Dr Sachs says Australia graduates approximately 1,200 new dentists each year but only about 550 dentists retire in the same period. “There is pretty stiff competition for jobs out there,” he says. “We have evidence of young graduates not obtaining full-time employment, or to gain full-time employment they need two or three jobs. With the oversupply of dentists in Australia you will see a push-down in wages and the reality is that makes it a more competitive market.”

Service and technology matter

Thankfully, however, many industry commentators agree the quality of service provided by dentists will continue to be the main determinant of success for both salaried employees and practice owners, especially given the future impact of technology.

A report published this year by The Foundation for Young Australians predicts that by 2030 there will be a reduction in the need for workers to complete routine, manual tasks and an increase in the time workers spend focusing on people and gaining value from technology.

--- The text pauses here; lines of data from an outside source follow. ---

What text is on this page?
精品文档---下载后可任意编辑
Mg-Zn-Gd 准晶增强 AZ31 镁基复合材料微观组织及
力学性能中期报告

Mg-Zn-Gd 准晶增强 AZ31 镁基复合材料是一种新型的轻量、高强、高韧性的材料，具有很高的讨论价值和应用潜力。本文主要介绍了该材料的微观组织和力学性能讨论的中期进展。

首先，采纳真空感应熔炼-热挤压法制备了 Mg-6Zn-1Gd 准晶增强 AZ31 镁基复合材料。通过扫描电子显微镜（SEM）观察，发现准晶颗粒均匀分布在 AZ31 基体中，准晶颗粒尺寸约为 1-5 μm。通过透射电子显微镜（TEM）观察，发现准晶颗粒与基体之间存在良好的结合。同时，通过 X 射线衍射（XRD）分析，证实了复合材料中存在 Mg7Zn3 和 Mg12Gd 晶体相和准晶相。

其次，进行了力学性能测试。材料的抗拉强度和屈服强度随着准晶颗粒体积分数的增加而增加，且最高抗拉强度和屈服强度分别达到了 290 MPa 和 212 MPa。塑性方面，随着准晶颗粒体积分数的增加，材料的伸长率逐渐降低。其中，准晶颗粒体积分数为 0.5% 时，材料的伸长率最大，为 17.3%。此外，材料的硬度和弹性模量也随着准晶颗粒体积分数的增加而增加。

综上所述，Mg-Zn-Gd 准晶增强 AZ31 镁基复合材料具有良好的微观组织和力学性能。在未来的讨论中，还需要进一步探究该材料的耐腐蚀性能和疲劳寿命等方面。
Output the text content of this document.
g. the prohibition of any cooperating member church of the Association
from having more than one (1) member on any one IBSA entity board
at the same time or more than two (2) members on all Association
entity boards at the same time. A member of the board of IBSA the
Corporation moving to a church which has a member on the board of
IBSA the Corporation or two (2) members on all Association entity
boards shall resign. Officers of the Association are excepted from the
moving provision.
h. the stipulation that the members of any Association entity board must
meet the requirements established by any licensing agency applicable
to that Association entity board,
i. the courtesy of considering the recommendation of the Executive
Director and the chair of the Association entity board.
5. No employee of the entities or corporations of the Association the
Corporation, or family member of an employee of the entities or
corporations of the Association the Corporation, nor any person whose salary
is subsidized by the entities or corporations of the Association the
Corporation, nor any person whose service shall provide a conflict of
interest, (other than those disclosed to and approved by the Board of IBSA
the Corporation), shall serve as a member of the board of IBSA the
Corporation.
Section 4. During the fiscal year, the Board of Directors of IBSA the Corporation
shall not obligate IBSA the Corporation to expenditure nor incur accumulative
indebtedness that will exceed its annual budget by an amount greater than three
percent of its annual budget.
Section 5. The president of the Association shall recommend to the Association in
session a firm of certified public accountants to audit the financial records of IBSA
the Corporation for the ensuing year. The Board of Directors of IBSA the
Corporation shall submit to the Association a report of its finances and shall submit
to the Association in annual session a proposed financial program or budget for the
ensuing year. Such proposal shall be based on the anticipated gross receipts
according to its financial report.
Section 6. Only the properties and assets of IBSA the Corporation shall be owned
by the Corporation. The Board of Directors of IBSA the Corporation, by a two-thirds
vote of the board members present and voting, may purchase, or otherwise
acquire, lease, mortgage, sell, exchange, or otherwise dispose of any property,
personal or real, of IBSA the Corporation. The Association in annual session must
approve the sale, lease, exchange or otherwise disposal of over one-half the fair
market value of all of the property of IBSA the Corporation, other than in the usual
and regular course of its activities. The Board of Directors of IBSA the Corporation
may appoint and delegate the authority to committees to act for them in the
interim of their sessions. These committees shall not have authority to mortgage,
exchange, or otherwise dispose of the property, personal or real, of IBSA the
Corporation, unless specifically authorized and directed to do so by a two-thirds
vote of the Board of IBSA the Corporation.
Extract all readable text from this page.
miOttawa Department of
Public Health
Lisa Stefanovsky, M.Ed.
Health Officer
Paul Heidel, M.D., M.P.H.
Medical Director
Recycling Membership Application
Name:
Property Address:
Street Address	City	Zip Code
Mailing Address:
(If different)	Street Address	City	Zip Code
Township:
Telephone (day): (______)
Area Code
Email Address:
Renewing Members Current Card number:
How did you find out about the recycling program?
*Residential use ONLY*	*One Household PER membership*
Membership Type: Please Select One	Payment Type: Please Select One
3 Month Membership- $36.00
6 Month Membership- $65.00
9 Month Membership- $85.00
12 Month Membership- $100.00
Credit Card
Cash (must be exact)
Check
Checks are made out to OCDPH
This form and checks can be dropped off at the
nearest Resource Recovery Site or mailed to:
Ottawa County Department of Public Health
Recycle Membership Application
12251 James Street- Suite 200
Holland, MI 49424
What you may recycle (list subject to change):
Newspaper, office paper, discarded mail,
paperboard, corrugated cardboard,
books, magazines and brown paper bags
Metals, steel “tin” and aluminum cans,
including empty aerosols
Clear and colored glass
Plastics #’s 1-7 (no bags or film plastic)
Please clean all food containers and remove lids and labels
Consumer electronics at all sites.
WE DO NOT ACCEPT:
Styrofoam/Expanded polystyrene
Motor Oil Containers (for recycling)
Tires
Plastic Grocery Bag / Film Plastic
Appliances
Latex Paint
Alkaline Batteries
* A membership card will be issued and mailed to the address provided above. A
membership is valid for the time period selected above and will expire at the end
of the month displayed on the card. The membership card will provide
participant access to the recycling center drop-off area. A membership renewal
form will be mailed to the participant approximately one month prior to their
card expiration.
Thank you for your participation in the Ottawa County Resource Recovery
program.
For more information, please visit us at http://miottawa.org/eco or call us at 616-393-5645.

“In order to keep a recurring practice stream of check-ups and cleans, dentists need to add value rather than lose the patient to a free clinic,” says Dr Palmer. “It’s going to have to be on a service and communication level. I don’t believe dentists have to add value from extra services but on the way their services are given.”

Indeed, Dr Sachs says dentists must keep up with changes in technology or risk falling victim to outdated skill sets. “The whole of dentistry is becoming revolutionised in the way in which it’s provided. A lot of the skills that I have, in 20 years’ time, will be redundant and you’ll find computerisation has come to the fore.”